Ebenso wichtig ist es, den Wunsch des Hundes, sich wegen der Hitze zu kratzen, nicht mit allergischen Reaktionen zu verwechseln. Im Sommer blühen viele Pflanzen, was Juckreiz auslösen kann, den Besitzer fälschlicherweise auf das „heiße Fell“ schieben. Wenn Sie Rötungen oder zwanghaftes Lecken der Pfoten bemerken, lesen Sie unbedingt den Artikel: Frühlingsallergien: Wie Sie erkennen, dass Ihr Haustier Heuschnupfen hat und wie Sie ihm helfen können.
Top-5 Regeln für die Sommerpflege
Damit sich Ihr Liebling auch bei +30 Grad wohlfühlt, befolgen Sie diese Empfehlungen:
- Regelmäßiges Bürsten. Auch wenn Sie nicht zum Groomer gehen, bürsten Sie den Hund zu Hause 2-3 Mal pro Woche. Das entfernt den toten Flaum.
- Hygieneschnitt. Schneiden Sie das Fell zwischen den Pfotenballen (dort befinden sich die Schweißdrüsen), unter dem Schwanz und im Leistenbereich aus. Das verbessert die Belüftung und Hygiene.
- Kühlendes Zubehör. Verwenden Sie spezielle Kühlmatten, Westen oder Bandanas. Sie wirken viel effizienter und sicherer als Scheren.
- Hydratation. Nehmen Sie immer Wasser mit zum Spaziergang.

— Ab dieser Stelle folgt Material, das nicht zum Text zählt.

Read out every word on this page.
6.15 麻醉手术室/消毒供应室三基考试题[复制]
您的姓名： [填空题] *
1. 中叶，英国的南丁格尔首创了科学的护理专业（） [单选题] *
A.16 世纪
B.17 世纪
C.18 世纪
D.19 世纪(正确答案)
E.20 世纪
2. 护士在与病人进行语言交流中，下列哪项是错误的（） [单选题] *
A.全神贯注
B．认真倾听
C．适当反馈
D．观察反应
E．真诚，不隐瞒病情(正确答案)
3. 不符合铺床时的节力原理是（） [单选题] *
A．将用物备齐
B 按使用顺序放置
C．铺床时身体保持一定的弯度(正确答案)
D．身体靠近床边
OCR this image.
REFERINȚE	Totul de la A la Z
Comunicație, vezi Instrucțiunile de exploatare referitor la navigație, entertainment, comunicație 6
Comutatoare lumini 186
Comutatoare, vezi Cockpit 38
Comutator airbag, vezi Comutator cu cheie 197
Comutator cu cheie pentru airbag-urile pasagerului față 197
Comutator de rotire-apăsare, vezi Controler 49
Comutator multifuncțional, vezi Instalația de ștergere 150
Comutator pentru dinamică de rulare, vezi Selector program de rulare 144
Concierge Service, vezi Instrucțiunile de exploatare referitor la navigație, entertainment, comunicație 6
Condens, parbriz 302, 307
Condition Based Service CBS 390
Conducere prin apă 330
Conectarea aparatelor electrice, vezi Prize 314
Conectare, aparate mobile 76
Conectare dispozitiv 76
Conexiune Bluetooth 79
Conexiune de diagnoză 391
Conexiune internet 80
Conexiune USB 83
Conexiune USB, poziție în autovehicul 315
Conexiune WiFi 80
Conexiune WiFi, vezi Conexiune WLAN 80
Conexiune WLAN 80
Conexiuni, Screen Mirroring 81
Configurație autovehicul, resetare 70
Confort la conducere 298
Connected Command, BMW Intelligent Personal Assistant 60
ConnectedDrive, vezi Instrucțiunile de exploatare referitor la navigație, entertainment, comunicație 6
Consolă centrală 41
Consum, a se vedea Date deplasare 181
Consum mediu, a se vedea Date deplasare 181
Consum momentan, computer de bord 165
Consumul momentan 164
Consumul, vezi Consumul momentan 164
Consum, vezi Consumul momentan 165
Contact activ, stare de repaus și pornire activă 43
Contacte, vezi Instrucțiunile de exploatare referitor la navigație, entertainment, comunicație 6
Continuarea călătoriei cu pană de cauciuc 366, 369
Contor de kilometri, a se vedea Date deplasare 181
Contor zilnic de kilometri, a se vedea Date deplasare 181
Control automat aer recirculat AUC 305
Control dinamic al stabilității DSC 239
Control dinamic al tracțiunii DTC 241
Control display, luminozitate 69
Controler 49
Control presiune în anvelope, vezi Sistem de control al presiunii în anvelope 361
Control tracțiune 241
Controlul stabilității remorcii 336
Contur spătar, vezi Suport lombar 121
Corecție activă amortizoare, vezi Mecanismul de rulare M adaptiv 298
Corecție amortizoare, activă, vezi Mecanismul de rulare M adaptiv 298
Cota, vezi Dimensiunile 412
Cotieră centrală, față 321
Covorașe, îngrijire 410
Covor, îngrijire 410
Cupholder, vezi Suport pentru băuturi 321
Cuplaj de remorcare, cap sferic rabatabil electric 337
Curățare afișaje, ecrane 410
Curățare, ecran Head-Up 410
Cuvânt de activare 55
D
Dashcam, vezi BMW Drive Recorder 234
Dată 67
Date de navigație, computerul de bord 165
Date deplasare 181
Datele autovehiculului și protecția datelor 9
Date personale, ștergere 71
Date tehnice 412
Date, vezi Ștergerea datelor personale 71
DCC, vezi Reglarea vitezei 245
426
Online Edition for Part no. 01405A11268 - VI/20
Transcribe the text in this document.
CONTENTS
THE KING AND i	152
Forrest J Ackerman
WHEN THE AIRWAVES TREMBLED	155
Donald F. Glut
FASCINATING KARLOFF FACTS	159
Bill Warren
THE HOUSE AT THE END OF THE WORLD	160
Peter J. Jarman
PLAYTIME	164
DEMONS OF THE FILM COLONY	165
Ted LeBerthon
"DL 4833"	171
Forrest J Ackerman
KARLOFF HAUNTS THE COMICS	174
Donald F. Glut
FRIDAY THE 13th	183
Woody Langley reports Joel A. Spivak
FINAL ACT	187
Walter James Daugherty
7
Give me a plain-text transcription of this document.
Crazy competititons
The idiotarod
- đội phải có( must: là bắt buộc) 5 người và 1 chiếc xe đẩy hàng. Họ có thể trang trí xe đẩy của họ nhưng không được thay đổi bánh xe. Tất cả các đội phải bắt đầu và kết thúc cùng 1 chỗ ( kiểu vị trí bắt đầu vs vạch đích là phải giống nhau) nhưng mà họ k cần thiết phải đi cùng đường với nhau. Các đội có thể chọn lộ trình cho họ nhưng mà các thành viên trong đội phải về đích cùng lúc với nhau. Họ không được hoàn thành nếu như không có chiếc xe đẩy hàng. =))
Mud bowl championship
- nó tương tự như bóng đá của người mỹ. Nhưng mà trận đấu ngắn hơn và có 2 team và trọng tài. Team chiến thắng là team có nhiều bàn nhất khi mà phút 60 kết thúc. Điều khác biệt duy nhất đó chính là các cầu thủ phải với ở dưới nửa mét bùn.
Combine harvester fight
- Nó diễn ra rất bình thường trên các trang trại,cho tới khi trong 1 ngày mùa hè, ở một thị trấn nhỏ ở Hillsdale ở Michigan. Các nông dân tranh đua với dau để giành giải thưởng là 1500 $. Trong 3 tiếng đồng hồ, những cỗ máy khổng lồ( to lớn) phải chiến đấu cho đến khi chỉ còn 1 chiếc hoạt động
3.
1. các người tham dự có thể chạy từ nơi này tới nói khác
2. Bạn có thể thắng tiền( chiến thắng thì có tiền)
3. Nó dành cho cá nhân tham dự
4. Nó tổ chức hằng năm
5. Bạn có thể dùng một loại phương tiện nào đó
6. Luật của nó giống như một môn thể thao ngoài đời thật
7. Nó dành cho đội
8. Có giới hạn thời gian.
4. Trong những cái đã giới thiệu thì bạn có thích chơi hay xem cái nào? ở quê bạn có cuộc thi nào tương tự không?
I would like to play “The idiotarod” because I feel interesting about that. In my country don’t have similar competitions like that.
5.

- Zeit der Spaziergänge. Gehen Sie früh morgens und spät abends raus, wenn der Asphalt nicht glühend heiß ist.
Fazit
Die Natur ist ein weiser Konstrukteur, und sie hat Ihren Hund nicht umsonst genau mit diesem Felltyp ausgestattet. Ein Eingriff in dieses System muss wohlüberlegt sein. Wenn Sie einen Yorkie oder Pudel haben – melden Sie sich ruhig für einen modischen Schnitt an. Wenn Sie einen Husky, Schäferhund oder Retriever haben – legen Sie die Schermaschine weg und nehmen Sie die Zupfbürste zur Hand oder buchen Sie ein Deshedding. Denken Sie daran, dass es viel einfacher ist, gesundes Fell zu erhalten, als die Haut nach einer missglückten „Verbesserung“ zu behandeln.
Passen Sie auf Ihre Fellnasen auf, und möge der Sommer ihnen nur die Freude gemeinsamer Spaziergänge bringen und kein Unbehagen durch die Hitze!